Rahmetli dedem, Atatürk deyince ağlamaya başlardı. Dedemin siyasal tercihleri pek CHP'den yana değildi, ama söz Atatürk'e gelince akan sular dururdu. Dedem Çanakkale savunmasına gönüllü katılmış, tutsak bile düşmüş, uzun hikaye, Atatürk'ü görmüş cephede. Atatürk'den söz edilince "Gördüm onu, gördüm onu" der ağlardı. Ben çocuk halimle pek anlamazdım dedemin neden ağladığını, ama etkilenirdim.
İlkokulda beni dört yıl okutan Burhanettin Öğretmen, son sınıfı okutan Tayyibe Öğretmen de bizlere Atatürk'ün ne kadar büyük işler yapmış olduğunu belletmeye çalışırlardı. Burhanettin Öğretmen din derslerine de özel bir önem verirdi. Surelerin Türkçelerini bilmemizi beklerdi. İnsanın anlamadığı, konuşmadığı, nasıl telaffuz ettiği de belirsiz bir dilden dua etmesinin akla uygun olmadığını söylerdi. Bize sağlam bir din bilgisi temeli verdi.
Sonra büyüdük. Siyaset, ekonomi, tarih, neler öğrendik (!), neler... Eh artık çok şey biliyoruz ya, Atatürk'ü eleştirmeye başladık. Yok şöyle yapsaymış, yok böyle etseymiş! O sıralarda, Cumhuriyet devrimini küçük burjuva aydınlarının yaptıkları yetersiz bir atılım olarak falan görürdük. Bir de Kemal Tahir, İdris Küçükömer gibi kafası karışıklardan etkilenlerden vardı. Gericiler her zamanki gibi Cumhuriyete ve Atatürk'e her fırsatta öfke kusuyorlardı. Sözde liberal çook bööyyük yazar ve düşünürlerimizse henüz zuhur etmemişlerdi. Yani bir onlar eksikti! Bu arada, apoletli sahte Atatürkçüleri de gördük.
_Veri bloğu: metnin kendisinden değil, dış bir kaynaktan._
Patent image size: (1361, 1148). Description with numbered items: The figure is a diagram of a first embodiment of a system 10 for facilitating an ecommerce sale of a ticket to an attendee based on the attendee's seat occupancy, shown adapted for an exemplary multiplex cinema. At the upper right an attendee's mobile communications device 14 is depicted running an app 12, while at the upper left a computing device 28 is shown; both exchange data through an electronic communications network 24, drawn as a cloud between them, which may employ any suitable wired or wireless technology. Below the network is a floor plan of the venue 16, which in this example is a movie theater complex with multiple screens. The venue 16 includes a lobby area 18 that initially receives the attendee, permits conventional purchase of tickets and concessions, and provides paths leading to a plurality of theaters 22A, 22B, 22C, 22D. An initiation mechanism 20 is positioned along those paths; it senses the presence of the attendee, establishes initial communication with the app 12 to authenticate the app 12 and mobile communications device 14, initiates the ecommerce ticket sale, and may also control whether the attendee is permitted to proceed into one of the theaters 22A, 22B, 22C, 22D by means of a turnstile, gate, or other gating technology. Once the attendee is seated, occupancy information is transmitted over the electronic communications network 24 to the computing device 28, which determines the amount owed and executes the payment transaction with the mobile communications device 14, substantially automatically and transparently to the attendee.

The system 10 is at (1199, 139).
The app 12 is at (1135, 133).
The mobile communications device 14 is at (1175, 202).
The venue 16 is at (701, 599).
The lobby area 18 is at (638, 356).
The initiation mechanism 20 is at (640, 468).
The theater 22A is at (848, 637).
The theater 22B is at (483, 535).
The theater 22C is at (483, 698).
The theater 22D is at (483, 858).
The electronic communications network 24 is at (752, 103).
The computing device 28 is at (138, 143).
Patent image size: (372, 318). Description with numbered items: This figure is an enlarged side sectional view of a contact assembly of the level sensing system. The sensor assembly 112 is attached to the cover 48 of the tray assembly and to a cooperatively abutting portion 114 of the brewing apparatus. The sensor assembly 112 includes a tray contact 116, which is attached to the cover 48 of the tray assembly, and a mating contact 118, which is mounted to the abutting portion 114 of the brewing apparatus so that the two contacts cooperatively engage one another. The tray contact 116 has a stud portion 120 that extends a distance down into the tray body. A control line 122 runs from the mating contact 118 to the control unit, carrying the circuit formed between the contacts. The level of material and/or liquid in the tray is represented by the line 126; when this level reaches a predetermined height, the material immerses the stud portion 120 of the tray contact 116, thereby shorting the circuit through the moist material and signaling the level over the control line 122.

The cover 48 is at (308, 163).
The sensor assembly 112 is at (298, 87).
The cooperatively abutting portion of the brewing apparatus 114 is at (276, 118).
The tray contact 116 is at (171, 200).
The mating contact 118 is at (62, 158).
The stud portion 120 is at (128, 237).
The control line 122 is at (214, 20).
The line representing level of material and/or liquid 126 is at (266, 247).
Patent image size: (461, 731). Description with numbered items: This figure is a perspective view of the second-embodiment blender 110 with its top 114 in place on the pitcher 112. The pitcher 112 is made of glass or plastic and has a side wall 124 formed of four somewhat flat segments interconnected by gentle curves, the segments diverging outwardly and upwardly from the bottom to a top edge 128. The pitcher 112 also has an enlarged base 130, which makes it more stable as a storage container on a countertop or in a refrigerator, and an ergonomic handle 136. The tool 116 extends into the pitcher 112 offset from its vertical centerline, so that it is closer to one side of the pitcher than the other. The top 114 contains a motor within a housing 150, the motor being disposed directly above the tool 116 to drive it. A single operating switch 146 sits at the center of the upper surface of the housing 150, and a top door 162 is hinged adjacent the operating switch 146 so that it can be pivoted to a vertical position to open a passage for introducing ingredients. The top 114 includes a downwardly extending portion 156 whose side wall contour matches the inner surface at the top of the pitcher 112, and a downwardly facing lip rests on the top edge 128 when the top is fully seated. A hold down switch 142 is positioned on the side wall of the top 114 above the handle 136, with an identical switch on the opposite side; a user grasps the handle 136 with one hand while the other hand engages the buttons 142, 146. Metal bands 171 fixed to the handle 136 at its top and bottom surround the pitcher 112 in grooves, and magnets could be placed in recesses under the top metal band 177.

Yıllar geçti. Hayat bizi aldı dünyanın dört yanına götürdü. Batı ülkelerini gördük. Üçüncü dünya ülkelerini tanıdık. Sovyet blokunu gezdik. Kendilerini Müslüman diyen ülkeleri kolaçan ettik. Anladık ki hayat, dünya öyle entelektüel masalarında atıp tutmakla, sadece kitap okumakla, ikide bir kuram kurmakla anlaşılacak gibi değilmiş. Somutu, sokağı, yaşayanı doğrudan görmek gerekmiş. Karşılaştırmalar yapmaya başladık. Bizi en çok ilgilendiren karşılaştırma Türkiye ile diğer Müslüman ülkeler arasındaki fark oldu. Neden biz bütün kusurlarımıza karşın farklı bir yerde duruyorduk? Yıllar içinde geze göre yaşaya bunun nedenini anladım. Farkı gördüm. Her geçen gün daha iyi görüyorum. Uzun uzun anlatmaya hiç gerek yok. Şu denklem her şeyi anlatıyor: TÜRKİYE EKSİ ATATÜRK EŞİTTİR TALİBAN.
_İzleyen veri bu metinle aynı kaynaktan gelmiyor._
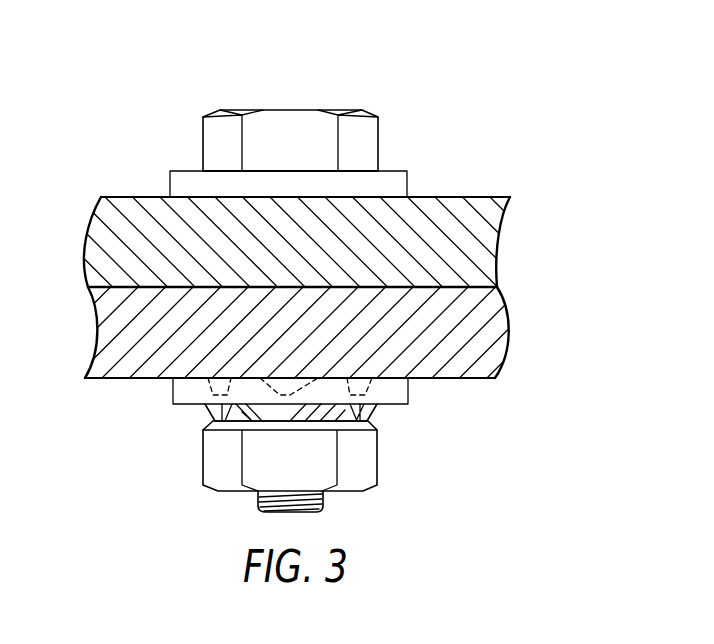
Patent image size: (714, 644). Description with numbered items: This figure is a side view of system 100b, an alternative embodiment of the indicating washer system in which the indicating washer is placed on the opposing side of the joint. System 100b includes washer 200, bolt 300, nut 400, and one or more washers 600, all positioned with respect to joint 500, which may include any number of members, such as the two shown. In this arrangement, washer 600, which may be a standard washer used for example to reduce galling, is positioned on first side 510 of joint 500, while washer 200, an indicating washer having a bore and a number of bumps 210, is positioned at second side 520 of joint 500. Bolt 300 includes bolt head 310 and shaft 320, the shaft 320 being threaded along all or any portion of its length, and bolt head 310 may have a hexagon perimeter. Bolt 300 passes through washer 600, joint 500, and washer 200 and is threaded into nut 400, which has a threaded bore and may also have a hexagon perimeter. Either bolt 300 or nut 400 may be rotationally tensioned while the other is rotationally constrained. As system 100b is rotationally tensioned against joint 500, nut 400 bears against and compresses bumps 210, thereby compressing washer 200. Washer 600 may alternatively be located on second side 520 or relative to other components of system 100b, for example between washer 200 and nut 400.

The system 100b is at (146, 436).
The washer 200 is at (345, 416).
The bumps 210 is at (371, 410).
The bolt 300 is at (321, 286).
The bolt head 310 is at (378, 133).
The shaft 320 is at (322, 498).
The nut 400 is at (379, 488).
The joint 500 is at (513, 275).
The first side 510 is at (485, 197).
The second side 520 is at (482, 381).
The washer 600 is at (409, 183).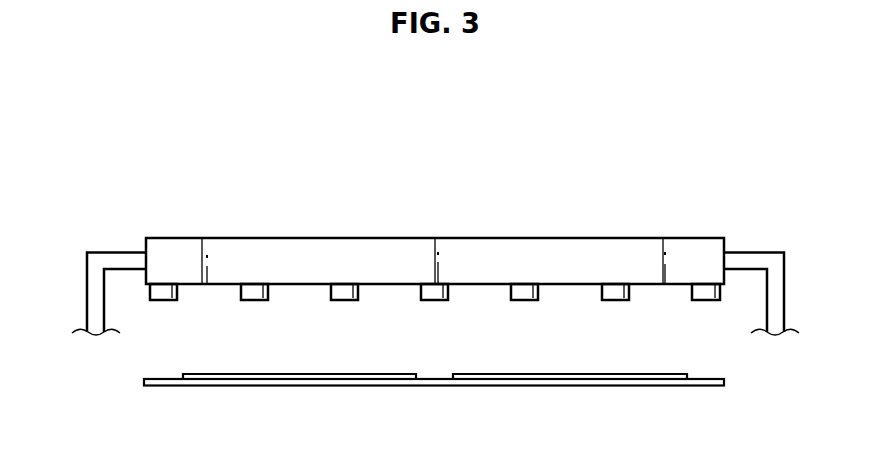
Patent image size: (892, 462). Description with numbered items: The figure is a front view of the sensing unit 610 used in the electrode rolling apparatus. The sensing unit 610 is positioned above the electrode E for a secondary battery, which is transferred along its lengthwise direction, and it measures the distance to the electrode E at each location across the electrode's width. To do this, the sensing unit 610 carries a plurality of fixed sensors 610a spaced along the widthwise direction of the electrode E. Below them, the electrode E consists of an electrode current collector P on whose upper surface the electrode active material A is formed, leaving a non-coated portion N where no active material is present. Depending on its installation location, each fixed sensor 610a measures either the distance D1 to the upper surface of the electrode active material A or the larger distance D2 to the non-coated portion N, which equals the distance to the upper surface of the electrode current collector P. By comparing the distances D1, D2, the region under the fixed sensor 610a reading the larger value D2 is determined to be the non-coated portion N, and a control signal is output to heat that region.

The sensing unit 610 is at (210, 160).
The fixed sensor 610a is at (163, 301).
The electrode current collector P is at (727, 383).
The electrode active material A is at (299, 373).
The non-coated portion N is at (706, 378).
The distance D1 is at (525, 301).
The distance D2 is at (435, 301).
The electrode E is at (136, 387).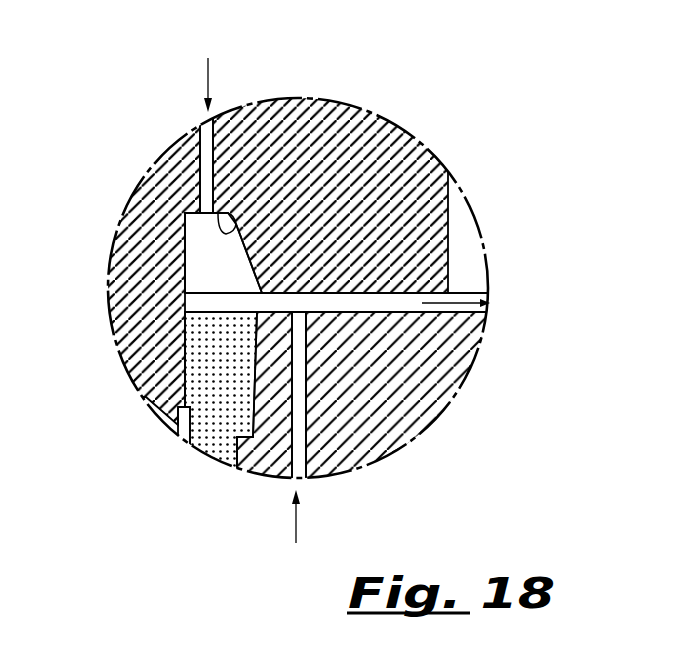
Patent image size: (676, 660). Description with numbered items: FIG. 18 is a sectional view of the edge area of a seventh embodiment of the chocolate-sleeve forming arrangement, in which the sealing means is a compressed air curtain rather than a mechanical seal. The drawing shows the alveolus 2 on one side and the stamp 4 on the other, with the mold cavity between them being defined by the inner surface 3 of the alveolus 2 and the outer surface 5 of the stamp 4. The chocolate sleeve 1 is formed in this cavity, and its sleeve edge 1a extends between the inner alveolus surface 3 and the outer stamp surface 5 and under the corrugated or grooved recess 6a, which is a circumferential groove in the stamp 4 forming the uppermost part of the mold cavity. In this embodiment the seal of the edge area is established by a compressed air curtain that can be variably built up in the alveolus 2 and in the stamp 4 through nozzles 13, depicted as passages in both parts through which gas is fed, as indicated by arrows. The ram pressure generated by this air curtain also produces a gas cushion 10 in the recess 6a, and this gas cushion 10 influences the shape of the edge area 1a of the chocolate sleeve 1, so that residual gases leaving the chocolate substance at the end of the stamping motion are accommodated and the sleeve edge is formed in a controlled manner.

The chocolate sleeve 1 is at (195, 357).
The sleeve edge 1a is at (188, 297).
The alveolus 2 is at (413, 398).
The inner surface of the alveolus 3 is at (238, 458).
The stamp 4 is at (425, 230).
The outer surface of the stamp 5 is at (186, 442).
The corrugated or grooved recess 6a is at (240, 222).
The gas cushion 10 is at (205, 247).
The nozzles 13 is at (205, 152).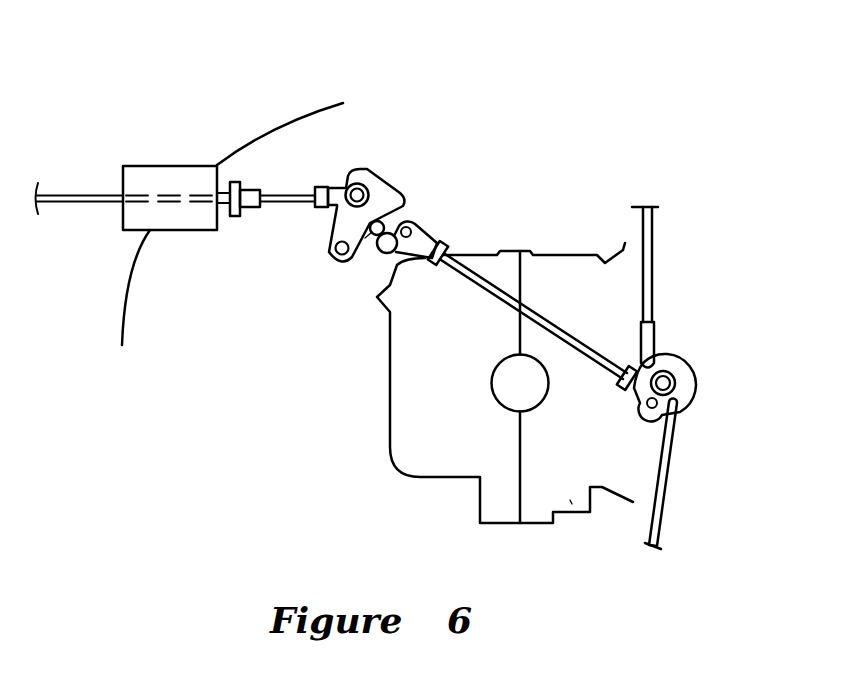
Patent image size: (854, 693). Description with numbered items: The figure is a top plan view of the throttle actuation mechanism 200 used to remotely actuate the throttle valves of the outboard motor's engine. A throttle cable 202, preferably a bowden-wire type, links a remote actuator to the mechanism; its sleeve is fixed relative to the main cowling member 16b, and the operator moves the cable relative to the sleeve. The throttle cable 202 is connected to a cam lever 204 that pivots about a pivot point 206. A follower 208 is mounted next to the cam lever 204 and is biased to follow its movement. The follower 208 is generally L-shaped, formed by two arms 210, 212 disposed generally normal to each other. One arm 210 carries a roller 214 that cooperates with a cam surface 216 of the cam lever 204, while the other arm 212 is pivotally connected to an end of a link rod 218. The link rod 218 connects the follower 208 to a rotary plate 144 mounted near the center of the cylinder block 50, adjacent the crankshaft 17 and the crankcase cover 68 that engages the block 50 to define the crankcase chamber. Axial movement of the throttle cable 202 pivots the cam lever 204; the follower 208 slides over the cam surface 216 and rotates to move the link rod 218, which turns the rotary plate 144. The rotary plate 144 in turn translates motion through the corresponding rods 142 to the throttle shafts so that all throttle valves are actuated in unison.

Ne olup bitiyor, tahammül edemediğim için yakından izlemiyorum ama ö, sevmeyenler, Atatürk'ün medeniyet mirasını Türkiye'den kazımaya çalışanlar Taliban ile aynı safta görülmekten rahatsızlık duymuyorlarsa buna şaşırmam. Ben yeryüzü yaşamını cehenneme çevirenlerle, kadınları köle edenlerle aynı inanç grubundan değilim. Müslümanım ya da şuyum buyum demek yetmez bugünkü dünyada, demokrasiye, insan haklarına, hukuk devletine inanmıyorsan insanlığın geleceğine ancak olumsuz katkın olur. Eğer evrensel değerleri üstün tutmuyorsan Atatürk'ün açtığı yoldan, gösterdiği istikametten çoktan sapmışın demektir. Ne kolaymış Atatürk'ü eleştirmek? Ne derseniz deyin, doğru yönü göstermiş Atatürk. Bilimin, aklın, uygarlığın yönünü. Kendimizi aşa aşa bu yönde ilerlemektir Atatürkçülük. Oysa bir kendimize şaşa şaşa savruluyoruz ters yönlere.
Dedemin yaşına geliyorum hızla, artık anlıyorum Atatürk deyince dedemin neden ağladığını, ben de kendimi tutmakta zorlanıyorum.